Incidentally, the gate driver control signal b ₂ , the source driver control signal b ₃ and the frame designation signal b ₄ are used in the control circuit 10 by various timing signals (horizontal synchronization signal) input from the external CPU via the interface 12. (H), vertical synchronizing signal (V) and clock signal (CLK)).

Next, a first fluctuation reference voltage v _n and a second fluctuation reference voltage v _{n + 1} are generated, and both fluctuation reference voltages v _n and v _{n + 1} are generated in a fixed period unit, that is, in a frame unit. The circuit configuration of the gray scale voltage generator for switching will be described with reference to FIG. The grayscale voltage generator according to the present invention includes an FRC circuit 8 as a fluctuation reference voltage selection unit and a fluctuation voltage generation unit 9 as a fluctuation reference voltage generation unit.

First, 64 steps of the fluctuation reference voltage v _i (i
= 0 to 63) will be described. The fluctuating voltage generating unit 9 includes a ROM 2 as fluctuating information generating means.
1, is connected to the output of the ROM 21, the variable voltage V _r 0 to
D / A converters 220 to 227 that output V _r 7 are provided. ROM21, as the first variation reference voltage v _n and the second variation reference voltage v _{n + 1} shown in FIG. 1, the variable voltage V which varies the voltage value according to the frame number F1~F4
The _r 0 to V _r 7, and stores the voltage value specified data to be output to the D / A converter 220-227.

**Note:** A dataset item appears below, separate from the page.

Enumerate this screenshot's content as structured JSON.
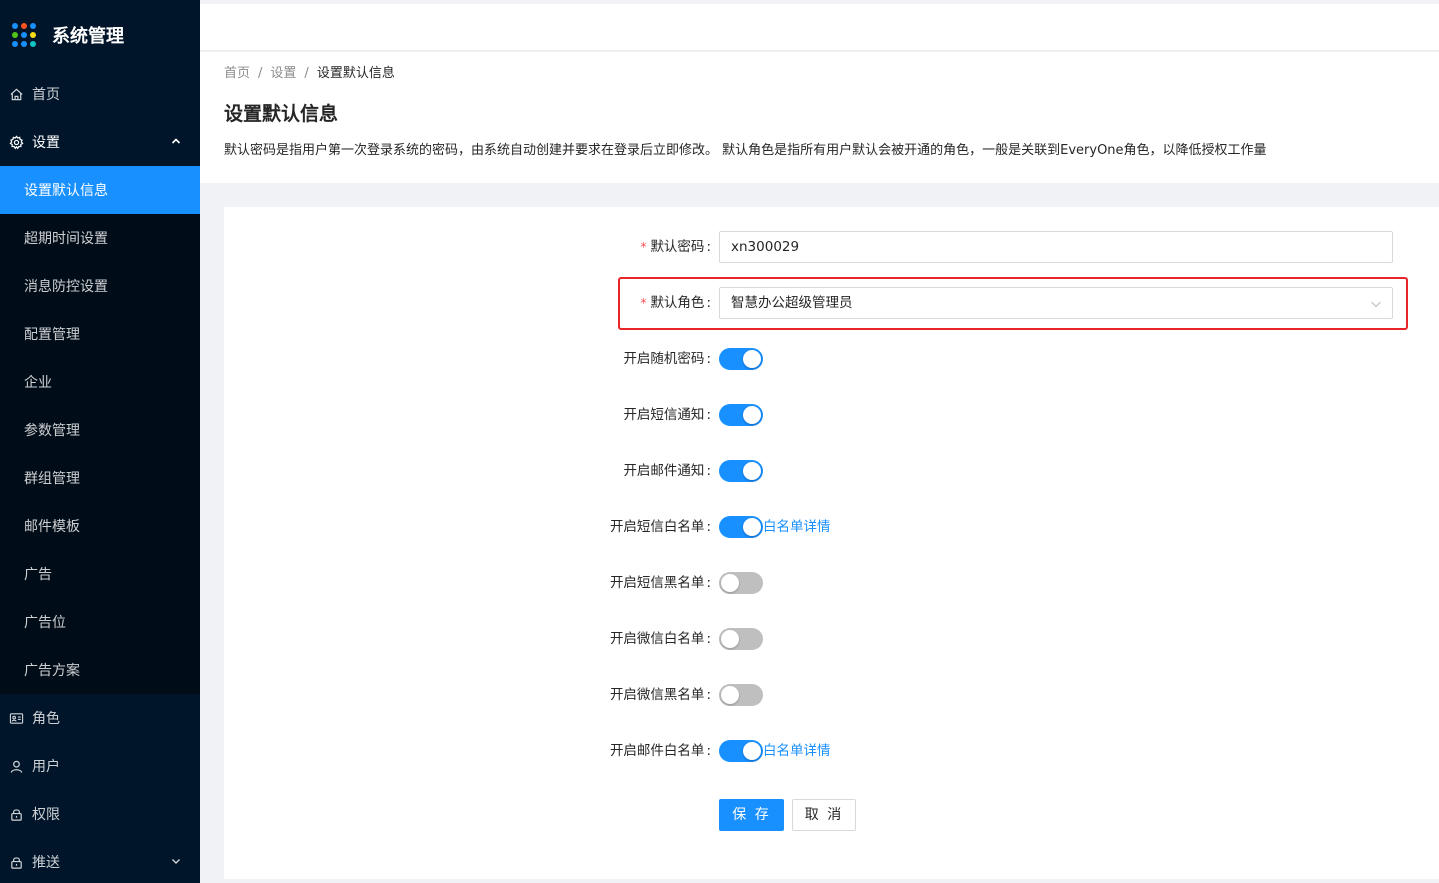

Therefore, when the ROM 21 receives the frame designation signal b ₄ from the control circuit 10,
Voltage value specifying data specifying voltage values corresponding to each of the input frame numbers F1 to F4 is input to each D / A converter 2.
20 to 227. Thus, the D / A converter 220 to 227 outputs a variable voltage V _r 0 to V _r 7 the average value of the voltage values are different in 8 stages varies.

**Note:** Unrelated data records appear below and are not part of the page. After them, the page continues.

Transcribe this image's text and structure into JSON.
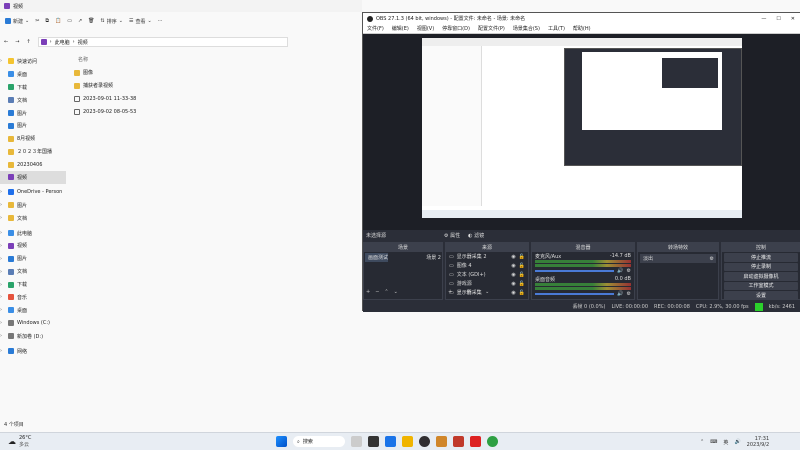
{
  "explorer": {
    "title": "视频",
    "cmd": {
      "new": "新建",
      "sort": "排序",
      "view": "查看"
    },
    "path": [
      "此电脑",
      "视频"
    ],
    "nav": [
      {
        "label": "快速访问",
        "icon": "star-icon",
        "exp": true
      },
      {
        "label": "桌面",
        "icon": "desktop-icon"
      },
      {
        "label": "下载",
        "icon": "download-icon"
      },
      {
        "label": "文档",
        "icon": "document-icon"
      },
      {
        "label": "图片",
        "icon": "picture-icon"
      },
      {
        "label": "图片",
        "icon": "picture-icon"
      },
      {
        "label": "8月视频",
        "icon": "folder-icon"
      },
      {
        "label": "２０２３年国播",
        "icon": "folder-icon"
      },
      {
        "label": "20230406",
        "icon": "folder-icon"
      },
      {
        "label": "视频",
        "icon": "video-icon",
        "sel": true
      },
      {
        "label": "OneDrive - Person",
        "icon": "cloud-icon",
        "exp": true,
        "gap": true
      },
      {
        "label": "图片",
        "icon": "folder-icon",
        "exp": true
      },
      {
        "label": "文档",
        "icon": "folder-icon",
        "exp": true
      },
      {
        "label": "此电脑",
        "icon": "pc-icon",
        "exp": true,
        "gap": true
      },
      {
        "label": "视频",
        "icon": "video-icon",
        "exp": true
      },
      {
        "label": "图片",
        "icon": "picture-icon",
        "exp": true
      },
      {
        "label": "文档",
        "icon": "document-icon",
        "exp": true
      },
      {
        "label": "下载",
        "icon": "download-icon",
        "exp": true
      },
      {
        "label": "音乐",
        "icon": "music-icon",
        "exp": true
      },
      {
        "label": "桌面",
        "icon": "desktop-icon",
        "exp": true
      },
      {
        "label": "Windows (C:)",
        "icon": "drive-icon",
        "exp": true
      },
      {
        "label": "新加卷 (D:)",
        "icon": "drive-icon",
        "exp": true
      },
      {
        "label": "网络",
        "icon": "network-icon",
        "exp": true,
        "gap": true
      }
    ],
    "col": "名称",
    "files": [
      "图像",
      "捕获者录视频",
      "2023-09-01 11-33-38",
      "2023-09-02 08-05-53"
    ],
    "status": "4 个项目"
  },
  "obs": {
    "title": "OBS 27.1.3 (64 bit, windows) - 配置文件: 未命名 - 场景: 未命名",
    "menu": [
      "文件(F)",
      "编辑(E)",
      "视图(V)",
      "停靠窗口(D)",
      "配置文件(P)",
      "场景集合(S)",
      "工具(T)",
      "帮助(H)"
    ],
    "nosrc": "未选择源",
    "props": "属性",
    "filters": "滤镜",
    "scenes": {
      "h": "场景",
      "items": [
        "画面测试",
        "场景 2"
      ]
    },
    "sources": {
      "h": "来源",
      "items": [
        "显示器采集 2",
        "图像 4",
        "文本 (GDI+)",
        "游戏源",
        "显示器采集"
      ]
    },
    "mixer": {
      "h": "混音器",
      "tracks": [
        {
          "name": "麦克风/Aux",
          "db": "-14.7 dB"
        },
        {
          "name": "桌面音频",
          "db": "0.0 dB"
        }
      ]
    },
    "trans": {
      "h": "转场特效",
      "fade": "淡出"
    },
    "controls": {
      "h": "控制",
      "btns": [
        "停止推流",
        "停止录制",
        "启动虚拟摄像机",
        "工作室模式",
        "设置",
        "退出"
      ]
    },
    "statusbar": [
      "丢帧 0 (0.0%)",
      "LIVE: 00:00:00",
      "REC: 00:00:08",
      "CPU: 2.9%, 30.00 fps",
      "kb/s: 2461"
    ]
  },
  "taskbar": {
    "weather": "26°C",
    "wsub": "多云",
    "search": "搜索",
    "ime": "英",
    "time": "17:31",
    "date": "2023/9/2"
  }
}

Note that the address of the voltage value designation data stored in ROM 21 is stored in D / A converters 220 to 2.
27 and the frame numbers F1-
F4, and the ROM 21 and each D /
A register may be provided between each of the A / A converters 220 to 227 to switch required voltage value designation data in time series and supply the data to each of the D / A converters 220 to 227.

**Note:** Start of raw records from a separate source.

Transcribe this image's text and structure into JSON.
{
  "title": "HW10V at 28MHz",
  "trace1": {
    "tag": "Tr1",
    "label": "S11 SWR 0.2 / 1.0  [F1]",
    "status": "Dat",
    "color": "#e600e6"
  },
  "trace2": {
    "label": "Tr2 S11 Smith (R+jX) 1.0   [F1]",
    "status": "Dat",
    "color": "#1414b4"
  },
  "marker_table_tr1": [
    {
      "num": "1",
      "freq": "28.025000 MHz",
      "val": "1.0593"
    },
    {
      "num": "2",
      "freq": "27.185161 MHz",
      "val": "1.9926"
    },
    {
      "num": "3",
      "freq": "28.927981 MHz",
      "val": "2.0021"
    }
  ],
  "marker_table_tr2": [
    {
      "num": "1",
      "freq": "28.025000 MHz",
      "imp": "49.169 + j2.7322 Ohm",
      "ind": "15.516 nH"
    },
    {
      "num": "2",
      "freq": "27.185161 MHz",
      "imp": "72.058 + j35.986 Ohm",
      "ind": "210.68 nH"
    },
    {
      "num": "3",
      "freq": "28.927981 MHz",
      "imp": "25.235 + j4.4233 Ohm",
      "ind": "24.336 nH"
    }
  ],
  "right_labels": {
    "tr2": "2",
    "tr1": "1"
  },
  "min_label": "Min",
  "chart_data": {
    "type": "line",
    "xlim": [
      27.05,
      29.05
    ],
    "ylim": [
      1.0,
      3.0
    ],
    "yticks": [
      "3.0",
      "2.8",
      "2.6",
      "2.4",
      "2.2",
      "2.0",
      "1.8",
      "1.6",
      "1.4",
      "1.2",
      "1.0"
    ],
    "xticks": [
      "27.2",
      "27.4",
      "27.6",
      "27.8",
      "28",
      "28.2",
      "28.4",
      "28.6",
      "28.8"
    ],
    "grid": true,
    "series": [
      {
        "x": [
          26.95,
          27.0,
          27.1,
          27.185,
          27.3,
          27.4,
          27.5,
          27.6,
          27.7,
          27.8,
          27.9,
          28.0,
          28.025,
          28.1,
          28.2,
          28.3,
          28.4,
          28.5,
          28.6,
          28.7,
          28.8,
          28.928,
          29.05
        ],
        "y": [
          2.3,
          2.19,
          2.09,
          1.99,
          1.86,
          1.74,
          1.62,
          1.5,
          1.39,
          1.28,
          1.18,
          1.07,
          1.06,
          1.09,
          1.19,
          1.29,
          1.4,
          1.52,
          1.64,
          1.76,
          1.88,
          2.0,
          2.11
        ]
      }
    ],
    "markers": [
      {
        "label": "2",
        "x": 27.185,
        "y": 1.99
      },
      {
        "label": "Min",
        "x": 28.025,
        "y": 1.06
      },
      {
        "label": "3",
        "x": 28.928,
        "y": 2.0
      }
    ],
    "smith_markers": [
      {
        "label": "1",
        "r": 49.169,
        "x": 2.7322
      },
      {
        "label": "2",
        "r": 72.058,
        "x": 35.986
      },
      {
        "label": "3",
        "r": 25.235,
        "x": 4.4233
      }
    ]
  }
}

Alternatively, when the voltage value designation data is composed of 6-bit data, 48 output buses of the ROM 21 are prepared, and the D / A converters 220 to 22 are provided.
7 are assigned 6 output buses each, and the frame designation signal b
_{If the} ROM 21 outputs 48-bit data to ₄ , the voltage value designation data required for each of the D / A converters 220 to 227 can be allocated by 6 bits.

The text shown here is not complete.